Friday, September 12, 2008

Who is smarter? Who has the better team?

The United States already faces a series of huge challenges. I saw two distinguished economists yesterday saying that the economy is facing its biggest challenges since the Great Depression of the 30's, although they clarified that they did not predict a depression. It looks like we will transfer trillions of dollars of capital to the oil exporting countries in the next decade, and those nations are governed by people with whom we have huge differences. After wasting eight years before doing something about global climate change, we must make a start in the next president's administration. Two wars are continuing, and we must figure out an exit strategy that does not destabilize the Middle East. Most Americans can expect their children to be poorer than they are themselves unless the current trends are reversed. China, India and Russia, with their large populations, are growing rapidly, and are competing for resources and influence in international affairs. I suggest that the world is going soon to face food and water shortages that will require major changes in the way we live. Moreover, as history demonstrates again and again, presidents face challenges in their time in office that no one predicted in advance. Which candidate is smart enough to face the challenges of the office?

Barack Obama after college sought graduate education in Harvard Law School, and was elected to be the president of the Harvard Law Review, essentially the most prestigious student post in the most prestigious law school in the United States. He taught law for 12 years at the University of Chicago Law School. He first came to national attention when he published the first of the two books he wrote.

John McCain graduated from the Naval Academy ranking 890th in a class of 896, in spite of the fact that his grandfather was a four star admiral and his father was on the way to his four star rank in the Navy. (One assumes that faculty at the Academy would if anything favor the son and grandson of such senior officer). The two books to which his name is attached were written by a staffer.

It is pretty clear, if it was not already from watching them perform, which of these two is the smarter.

The team

When I worked in the White House, that agency had about 1,000 employees. The president's team includes not only the White House staff, but cadres of political appointees in every agency of the government. That staff is needed to analyze the issues, impose the president's policies on the executive branch of the government with its millions of employees, and deal with the other branches of government. If the president can not get his program through the Congress, he is sunk, and that alone involves dealing with hundred of legislators and thousands of Congressional staffers.

While the president is important, the intellectual challenges faced by the presidency require the combined smarts, knowledge, skills and understanding of a very large team. The question should be asked as to which party and candidate is prepared to field the stronger team. We would not want a dumb president, but I suggest that the smartest men have not always had the best presidencies (Hoover comes to mind), and the most effective presidencies may have been more marked by the capacity of the executive team than the smarts of the president himself (Reagan comes to mind; Supreme Court Justice Oliver Wendell Holmes famously quipped after meeting Franklin D. Roosevelt: “a second-class intellect but a first-class temperament”).

Barack Obama clearly has the support of the Democratic Party, and can draw on the resources of the party including those who worked in Clinton's successful administration.

McCain is running as a Republican for change.
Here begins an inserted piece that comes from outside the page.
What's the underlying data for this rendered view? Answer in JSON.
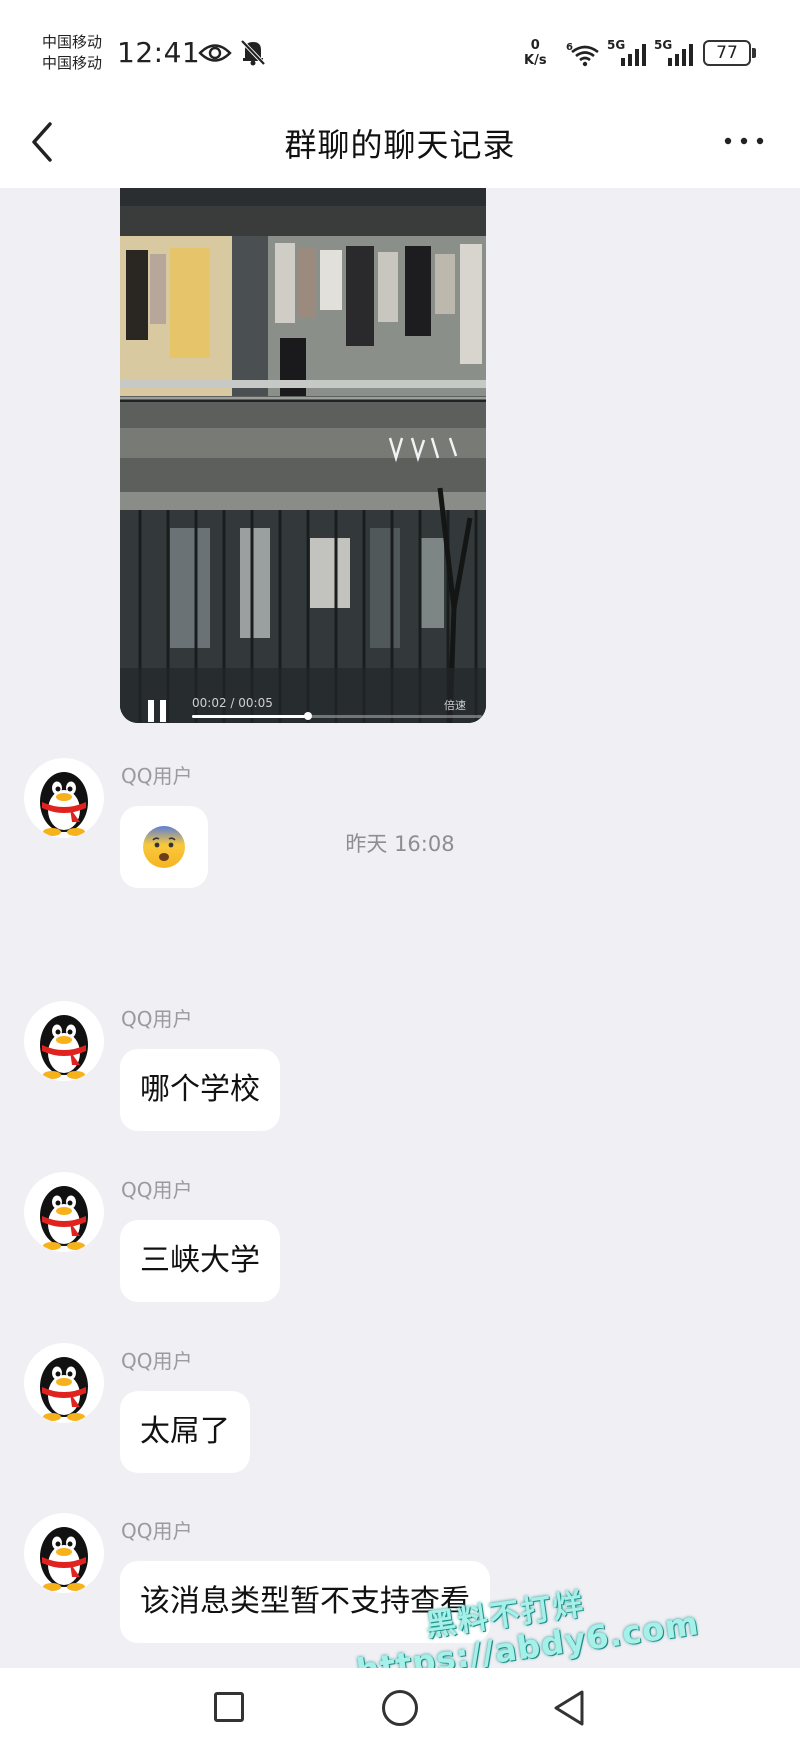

Where then is he going to recruit the team he will need to run the government. Either he will
  • retain and reshuffle the team working for President Bush, or
  • he will recruit from lobbyists and and others who study but don't work in government, or
  • he will have to go to outsider Republicans.
I am pretty sure that I don't like any of those alternatives. Since is campaign staff includes an estimated 135 lobbyists, it seems possible that he would bring us a government of the lobbyists, by the lobbyists and for the lobbyists. On the other hand, how could the people who brought you the Bush administration, which is seen by 80 of our people as unsuccessful, bring a fresh approach and make the needed changes. Or, how could the a team drawn from state and local governments and academia understand the complexities of the federal government well enough to hit the ground running and make the needed changes. (I worked in the Carter White House, and have observed the difficulties of outsiders bringing change, even under the guidance of so smart and well motivated a man as Jimmy Carter.)

The first choice by each candidate for his team, the Vice President, is suggestive. Biden's academic career was not outstanding, but he is a lawyer, and he has decades of experience in the Senate foreign relations and judiciary committees. Sarah Palin, while obviously bright, has only an undergraduate degree, and has admitted lack of knowledge about key policy issues. Biden has great understanding of how to get things done in Washington, Palin is a complete outsider.